Protocol Reverse Engineering. Over a decade ago, the process of reverse engineering a network protocol was a tedious, time-consuming and manual task. Nowadays, there are plenty of methods proposed for automating the process of protocol reverse engineering. The methods can be divided into two branches: On the one hand, methods that utilize the protocol implementation [16, 17], and on the other hand, those extract protocol specification from network recordings only. The Protocol Informatics Project [18] uses a bioinformatics method to implement byte sequence alignment of similar message formats. The Discoverer tool [19] present a recursive clustering approach of tokenized messages. Biprominer [20] and ProDecoder [21] presented by Wang et al. focused on binary protocols, they retrieve statistically relevant keywords and sequencing. Based on data mining techniques, AutoReEngine [22] reveal keywords and their position within messages. It is particularly difficult to extract protocol specification in case the protocol implementation code can not be available for network security staff, but network recordings only. These approaches provide first means for automatically identify message field boundaries and formats, but unfortunately, they are not able to relate variable fields over temporal states.

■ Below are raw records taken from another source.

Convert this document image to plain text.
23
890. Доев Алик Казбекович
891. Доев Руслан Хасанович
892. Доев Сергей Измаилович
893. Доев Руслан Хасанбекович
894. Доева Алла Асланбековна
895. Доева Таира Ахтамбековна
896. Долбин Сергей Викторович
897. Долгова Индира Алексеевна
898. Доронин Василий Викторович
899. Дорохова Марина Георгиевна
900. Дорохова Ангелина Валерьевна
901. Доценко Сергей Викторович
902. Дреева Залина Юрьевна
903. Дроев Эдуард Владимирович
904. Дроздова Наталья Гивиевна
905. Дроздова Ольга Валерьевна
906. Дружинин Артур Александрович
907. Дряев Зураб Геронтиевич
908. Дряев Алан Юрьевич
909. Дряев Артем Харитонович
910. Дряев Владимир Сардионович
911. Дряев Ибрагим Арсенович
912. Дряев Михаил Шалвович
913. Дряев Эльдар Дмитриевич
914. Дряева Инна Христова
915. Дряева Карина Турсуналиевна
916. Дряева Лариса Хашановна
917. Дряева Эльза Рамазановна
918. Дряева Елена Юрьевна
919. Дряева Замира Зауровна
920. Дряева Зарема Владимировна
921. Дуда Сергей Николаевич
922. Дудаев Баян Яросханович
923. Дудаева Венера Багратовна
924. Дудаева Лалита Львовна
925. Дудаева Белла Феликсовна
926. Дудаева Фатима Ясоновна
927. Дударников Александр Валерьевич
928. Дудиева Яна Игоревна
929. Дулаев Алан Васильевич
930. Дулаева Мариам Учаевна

Protocol Fuzzing. Fuzzing is one of the most effective techniques to uncover security flaws in application by generating test case in an automated way. Two types of fuzzing can be discriminated here: (1) black-box fuzzing [1] which a tester can only seeing what input and output of an application, and white-box fuzzing [2] that allows the tester to inspect the implementation code (either binary or source code) and for instance, take advantage of static code analysis and symbolic execution. This classification is obviously applicable to protocol fuzzing as well. Most well-known black-box random fuzzers today support generation-based fuzzing, e.g. Peach [11] and SPIKE [12], can be used to fuzz protocol implementation when the specification of the protocol is available, but can do no more when the protocol is unknown. Only few approaches can fuzz protocol in situation where specification and implementation code are both unavailable. AutoFuzz [13] and PULSAR [14], which both infer the protocol state machine and message formats from network traffic alone.

6 Conclusion

It is a challenging problem of computer security to find vulnerabilities in the implementations of proprietary protocols. To the best of our knowledge, this is the first attempt to do black-box protocol fuzzing using neural network learning algorithm, which is able to find vulnerabilities in protocol implementations, whether or not the code nor specification are available. We presented and evaluated algorithms with different sampling strategies to automatically learn a generative model of protocol messages.

Although we have applied our method on very common network protocols, the method is also able to find vulnerabilities in unusual implementations, such as in embedded devices and industrial control systems. Moreover, we are considering adding some form of reinforcement learning in our future work to guide the fuzzing process with coverage feedback from the application.